If you would like to read the Gene IDs in from a file, all steps are the same besides the initialization of the Gene IDs:
data_file_path = 'data/test_data/ncbi_gene_list.txt'
list_of_gene_ids = pd.read_csv(data_file_path, sep='\t')
current_gene_id_type = 'NCBI Gene ID'
desired_gene_id_type = 'ZFIN ID'
# do conversion
converted_id_table = mapping.convert_ids(list_of_gene_ids, current_gene_id_type, desired_gene_id_type, keep_mapping=True)
converted_id_table
NCBI Gene ID | ZFIN ID | |
---|---|---|
0 | 57924 | ZDB-GENE-000616-10 |
1 | 794572 | ZDB-GENE-050419-85 |
2 | 564772 | ZDB-GENE-080415-1 |
3 | 30459 | ZDB-GENE-991229-12 |
The above methodologies are great if you have list of Gene IDs you would like to convert. There are cases where you might have a large dataset and one column in that dataset has the Gene IDs that you would like to convert. In this scenario, keeping all columns properly sorted is extremely important.

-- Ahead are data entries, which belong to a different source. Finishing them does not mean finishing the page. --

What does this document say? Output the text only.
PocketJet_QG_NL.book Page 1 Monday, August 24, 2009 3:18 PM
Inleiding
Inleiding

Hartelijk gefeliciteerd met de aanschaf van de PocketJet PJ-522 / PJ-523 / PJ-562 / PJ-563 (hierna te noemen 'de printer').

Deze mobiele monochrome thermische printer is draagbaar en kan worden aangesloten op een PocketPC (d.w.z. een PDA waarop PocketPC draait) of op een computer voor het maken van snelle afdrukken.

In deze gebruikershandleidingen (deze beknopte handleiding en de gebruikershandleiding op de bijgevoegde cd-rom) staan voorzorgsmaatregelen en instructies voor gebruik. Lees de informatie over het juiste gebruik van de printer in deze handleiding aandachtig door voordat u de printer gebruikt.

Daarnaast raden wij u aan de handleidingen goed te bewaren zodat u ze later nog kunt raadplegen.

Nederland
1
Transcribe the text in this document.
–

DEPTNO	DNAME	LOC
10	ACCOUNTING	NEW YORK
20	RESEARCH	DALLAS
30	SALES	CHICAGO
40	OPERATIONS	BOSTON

Convert Gene IDs in a Column of a Larger Dataset
Purpose: you have a dataset with columns x, y, z. Column x has Gene IDs in type A. You would like to convert these Gene IDs to type B while maintaining the information of columns y, z.
In this scenario, you might have some data that looks like:
NCBI Gene ID |
PValue |
logFC |
---|---|---|
100002263 |
2.3 |
0.03 |
… |
… |
… |
The information in the log2FC and PValue columns are essential to keep ‘in order’ with the GeneID column. It is often that in this scenario, you will have an entire gene set and will be dealing with a lot more data. Lets look at a test dataset for this case.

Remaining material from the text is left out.